Below, people are relaxing with Leno or asleep. Those souls
that happen to be out late might see a glowing ember in the sky,
but the night is overcast. Above the clouds, the reentry vehicle
is still descending toward its target. Earth's gravity becomes
stronger as the RV cuts through the increasingly dense air. Its
shell begins to glow white hot, converting the surrounding air into
plasma.
Someone looking into the overcast night might notice that the
clouds seem unusually luminescent. Before he can contemplate the
source, the deadly courier punches through the clouds. Mere feet
off the ground, it is little more than a blur streaking toward the
target. It strikes with a terrible thunderclap, and a dust cloud
rises above the crater. Hundreds of pieces of reentry vehicle cool
in and about the crater as the Earth leaches away the remaining
heat. The payload of electronic tracking equipment has turned into
so much scrap metal. Tonight, at least, it was only a test.
The fear that consumes most people today is not about a test
vehicle, but the threat of a reentry vehicle loaded with a
20-megaton warhead. The reentry vehicles are real, as is the
threat. Should we maintain our threat deterrent? Should the
United States disarm her nuclear arsenal? If so, what would we
do with the nuclear stockpile? These are complex questions that
may have an extraordinarily simple answer.

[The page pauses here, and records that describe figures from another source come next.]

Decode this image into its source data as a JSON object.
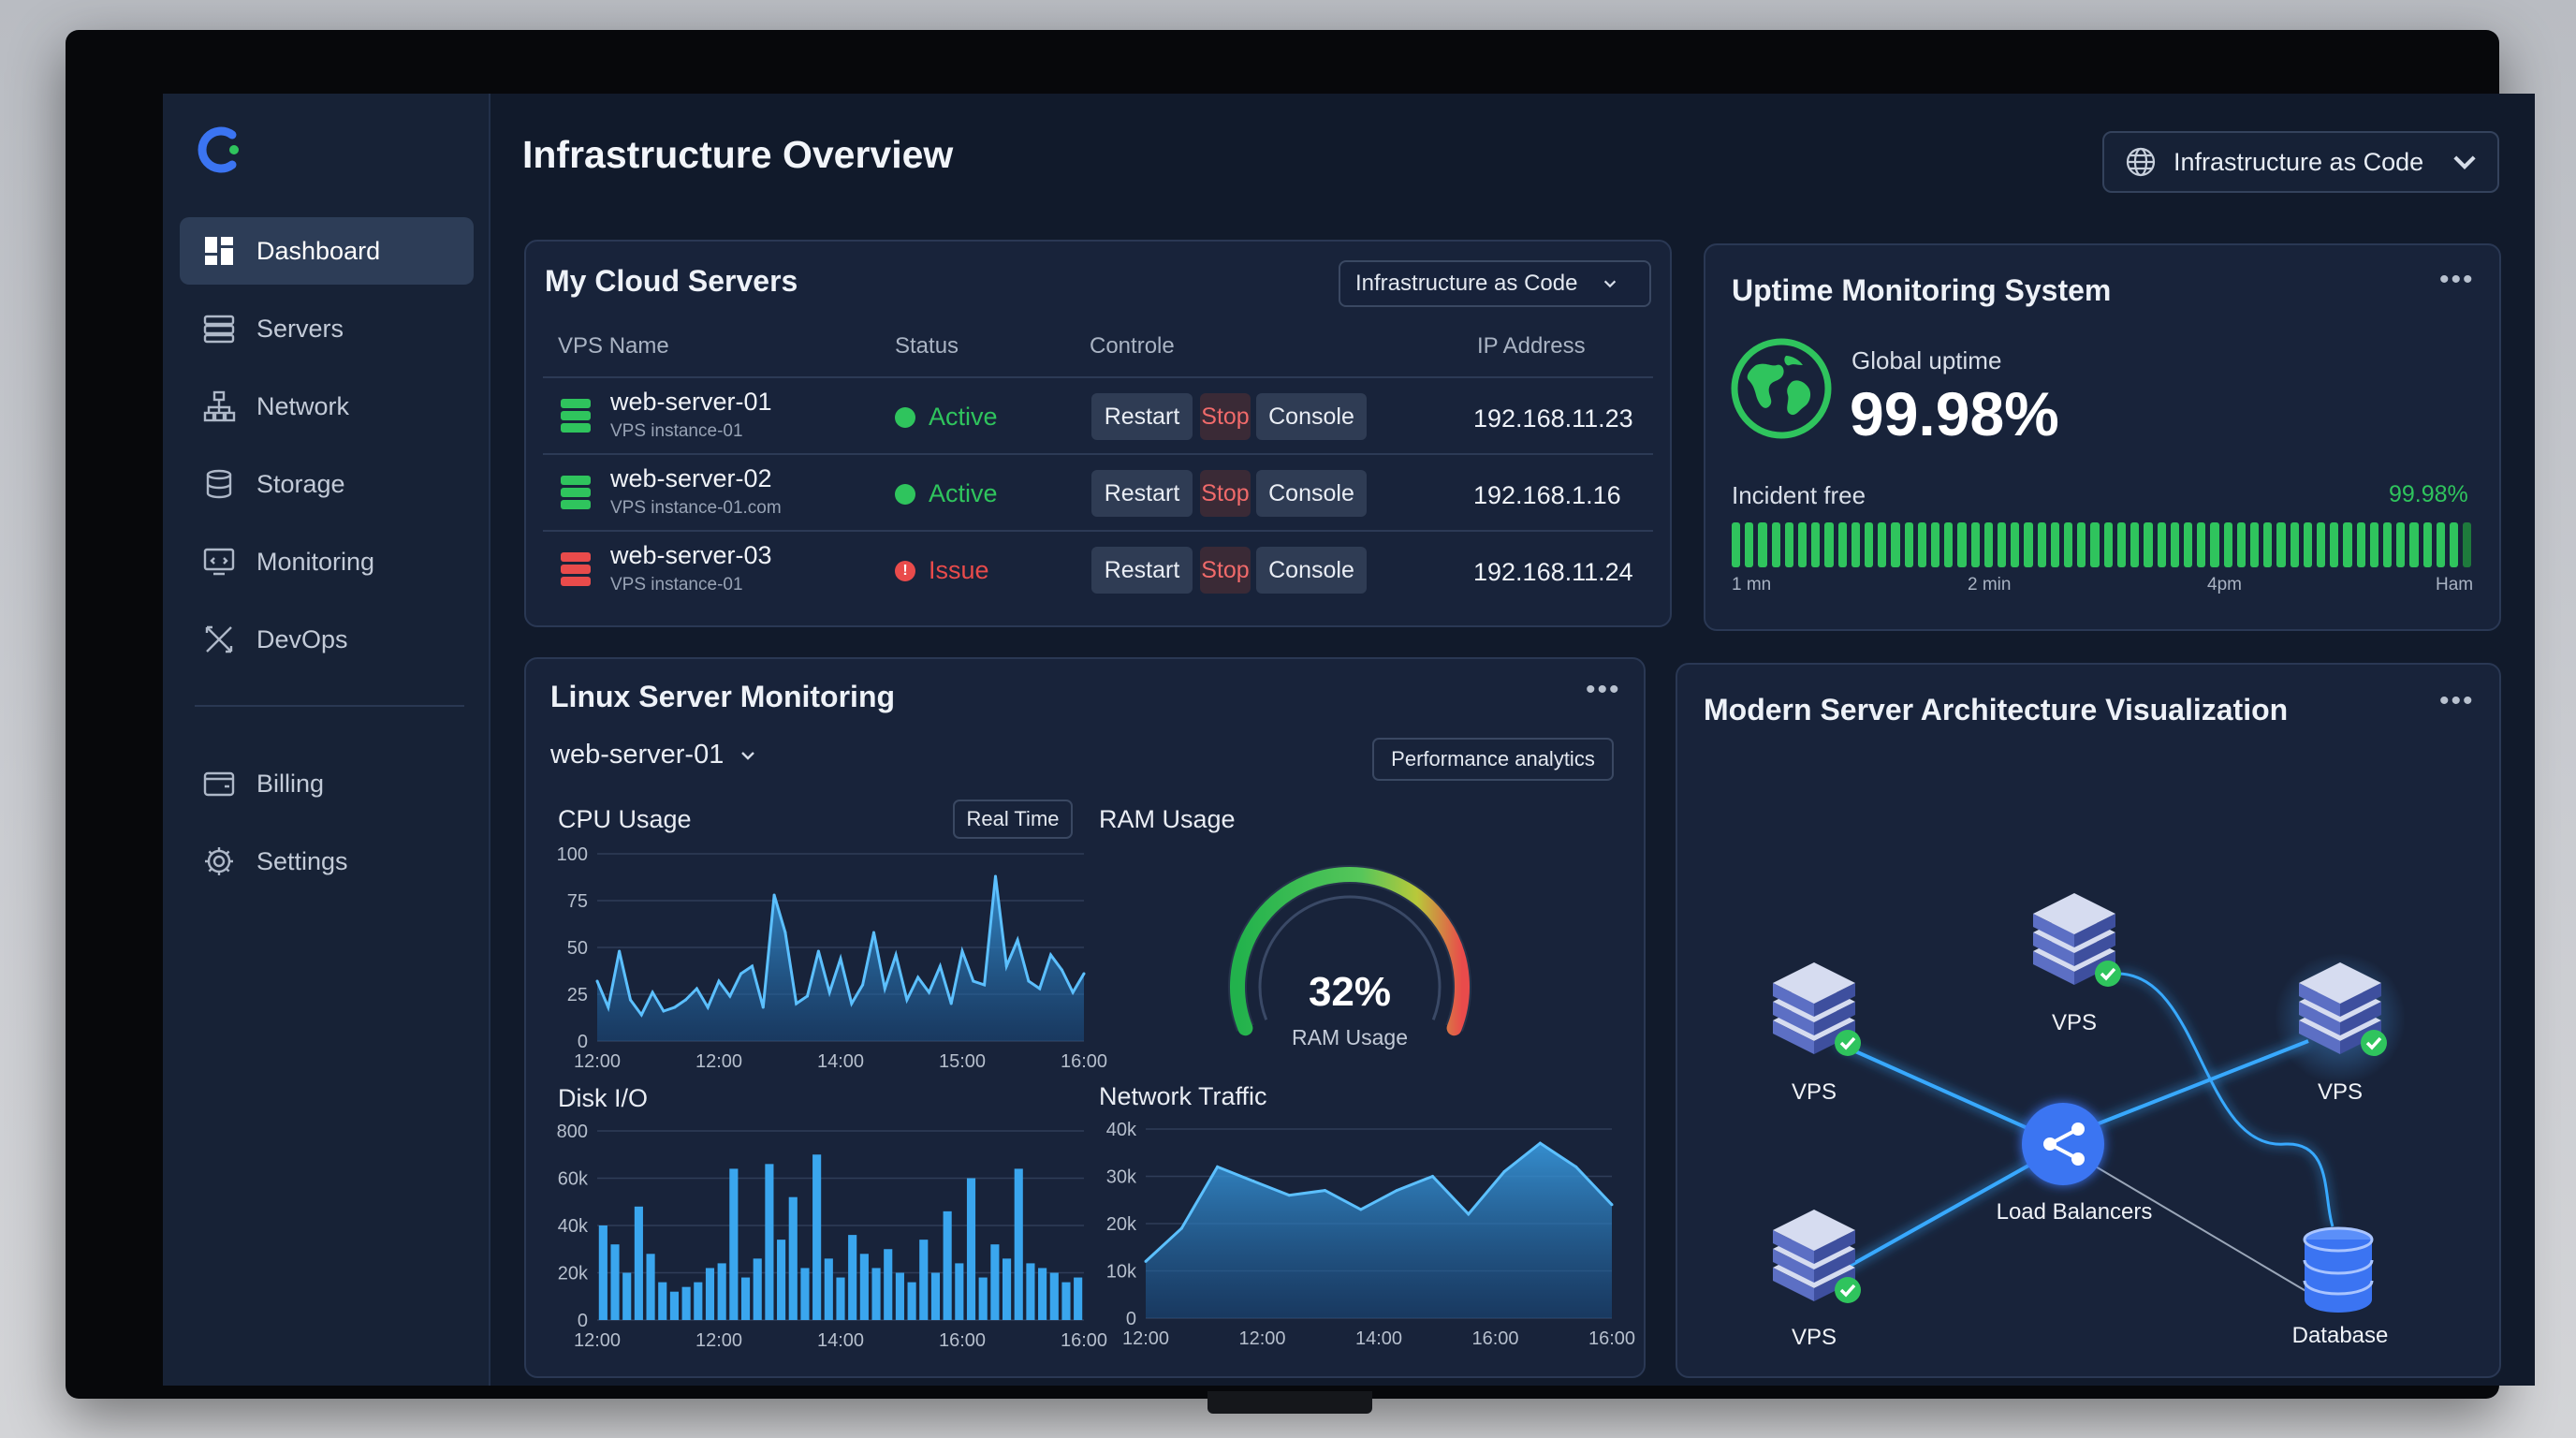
{
  "sidebar": {
    "items": [
      {
        "label": "Dashboard",
        "icon": "dashboard-icon",
        "active": true
      },
      {
        "label": "Servers",
        "icon": "servers-icon"
      },
      {
        "label": "Network",
        "icon": "network-icon"
      },
      {
        "label": "Storage",
        "icon": "storage-icon"
      },
      {
        "label": "Monitoring",
        "icon": "monitoring-icon"
      },
      {
        "label": "DevOps",
        "icon": "devops-icon"
      }
    ],
    "secondary": [
      {
        "label": "Billing",
        "icon": "billing-icon"
      },
      {
        "label": "Settings",
        "icon": "settings-icon"
      }
    ]
  },
  "header": {
    "title": "Infrastructure Overview",
    "select_value": "Infrastructure  as Code"
  },
  "cloud_servers": {
    "title": "My Cloud Servers",
    "select_value": "Infrastructure as Code",
    "columns": [
      "VPS Name",
      "Status",
      "Controle",
      "IP Address"
    ],
    "rows": [
      {
        "name": "web-server-01",
        "sub": "VPS instance-01",
        "status": "Active",
        "ip": "192.168.11.23",
        "color": "#2fc45d"
      },
      {
        "name": "web-server-02",
        "sub": "VPS instance-01.com",
        "status": "Active",
        "ip": "192.168.1.16",
        "color": "#2fc45d"
      },
      {
        "name": "web-server-03",
        "sub": "VPS instance-01",
        "status": "Issue",
        "ip": "192.168.11.24",
        "color": "#e94b4b"
      }
    ],
    "actions": {
      "restart": "Restart",
      "stop": "Stop",
      "console": "Console"
    }
  },
  "uptime": {
    "title": "Uptime Monitoring System",
    "global_label": "Global uptime",
    "global_value": "99.98%",
    "incident_label": "Incident free",
    "incident_value": "99.98%",
    "ticks": [
      "1 mn",
      "2 min",
      "4pm",
      "Ham"
    ]
  },
  "linux": {
    "title": "Linux Server Monitoring",
    "server": "web-server-01",
    "analytics_label": "Performance analytics",
    "realtime_label": "Real Time",
    "cpu_title": "CPU Usage",
    "ram_title": "RAM Usage",
    "ram_value": "32%",
    "ram_caption": "RAM Usage",
    "disk_title": "Disk I/O",
    "net_title": "Network Traffic"
  },
  "architecture": {
    "title": "Modern Server Architecture Visualization",
    "nodes": {
      "vps_a": "VPS",
      "vps_b": "VPS",
      "vps_c": "VPS",
      "vps_d": "VPS",
      "lb": "Load Balancers",
      "db": "Database"
    }
  },
  "chart_data": [
    {
      "type": "area",
      "title": "CPU Usage",
      "x_ticks": [
        "12:00",
        "12:00",
        "14:00",
        "15:00",
        "16:00"
      ],
      "y_ticks": [
        "100",
        "75",
        "50",
        "25",
        "0"
      ],
      "ylim": [
        0,
        100
      ],
      "values": [
        32,
        18,
        48,
        22,
        14,
        26,
        16,
        18,
        22,
        28,
        18,
        32,
        24,
        36,
        40,
        18,
        78,
        58,
        20,
        24,
        48,
        26,
        44,
        20,
        30,
        58,
        28,
        46,
        22,
        34,
        26,
        40,
        20,
        48,
        32,
        30,
        88,
        40,
        54,
        32,
        28,
        46,
        38,
        26,
        36
      ]
    },
    {
      "type": "gauge",
      "title": "RAM Usage",
      "value": 32
    },
    {
      "type": "bar",
      "title": "Disk I/O",
      "x_ticks": [
        "12:00",
        "12:00",
        "14:00",
        "16:00",
        "16:00"
      ],
      "y_ticks": [
        "800",
        "60k",
        "40k",
        "20k",
        "0"
      ],
      "ylim": [
        0,
        80
      ],
      "values": [
        40,
        32,
        20,
        48,
        28,
        16,
        12,
        14,
        16,
        22,
        24,
        64,
        18,
        26,
        66,
        34,
        52,
        22,
        70,
        26,
        18,
        36,
        28,
        22,
        30,
        20,
        16,
        34,
        20,
        46,
        24,
        60,
        18,
        32,
        26,
        64,
        24,
        22,
        20,
        16,
        18
      ]
    },
    {
      "type": "area",
      "title": "Network Traffic",
      "x_ticks": [
        "12:00",
        "12:00",
        "14:00",
        "16:00",
        "16:00"
      ],
      "y_ticks": [
        "40k",
        "30k",
        "20k",
        "10k",
        "0"
      ],
      "ylim": [
        0,
        40
      ],
      "values": [
        12,
        19,
        32,
        29,
        26,
        27,
        23,
        27,
        30,
        22,
        31,
        37,
        32,
        24
      ]
    }
  ]
}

The universe, as we know it today, is several billion years
old. Humans developed in only the last 10 thousand years.
Furthermore, our development of high technology has taken a mere
100 years.
On this scale, our experience with nuclear technology is
analogous to a child near a pot of boiling water or a baby with its
finger on an exposed electrical outlet. Carl Sagan, scientist,
educator, and motivating force in the exploration of other worlds
has computed the chances of human survival in the future. Taking
our past history and applying our current technology, he has
calculated the possibility of humans surviving the next 100 years
at less than 1%.
Should we maintain the arsenal or disarm? Either choice has
pros and cons. If we maintain our nuclear stockpile, we ensure the
protection of our country and tempt the destruction of the world.
If we disarm, we ensure the survival of the human species, but
not the American way of life. Disarmament would almost certainly
increase the probability of our survival, but what of the surplus?
It is estimated that there are enough nuclear weapons to destroy
the surface of the world several times. The sheer amount of
potential devastation is unacceptable if it is in a lead storage
bunker or a missile silo. The answer to the problem is in the very
technology race that created it. Project Orion is a realistic
proposal for a starship. A starship that could reach our nearest
neighbor star in our lifetime. A starship propelled by nuclear
warheads.
If all the countries of the world were to pool their
resources, the planet Earth could have a fleet of Orion starships
exploring the stellar neighborhood by the end of the 21st century.
The start of the 22nd century would have ships returning with
accounts of things beyond our imaginations and just maybe the
discovery of another race to share our galaxy. This would be the
ultimate and final example of "swords-into-plowshares" for the
human race.
Humanity is on the brink of answering these questions. Do we
stay where we are, continuing to play nuclear brinkmanship or do
we take a chance on peace? Do we begin to trust our brothers over
the horizon or shake hands under the shadow of a mushroom cloud?
Will we be the ones to take our story to the planets? Will we tell
other civilizations about humanity, which took itself to the edge
of self-destruction but finally evolved beyond territoriality to
become artists, philosophers, and explorers? If not, all we can
hope is that a race from a distant world may visit our devastated
planet and take a warning back to the cosmos.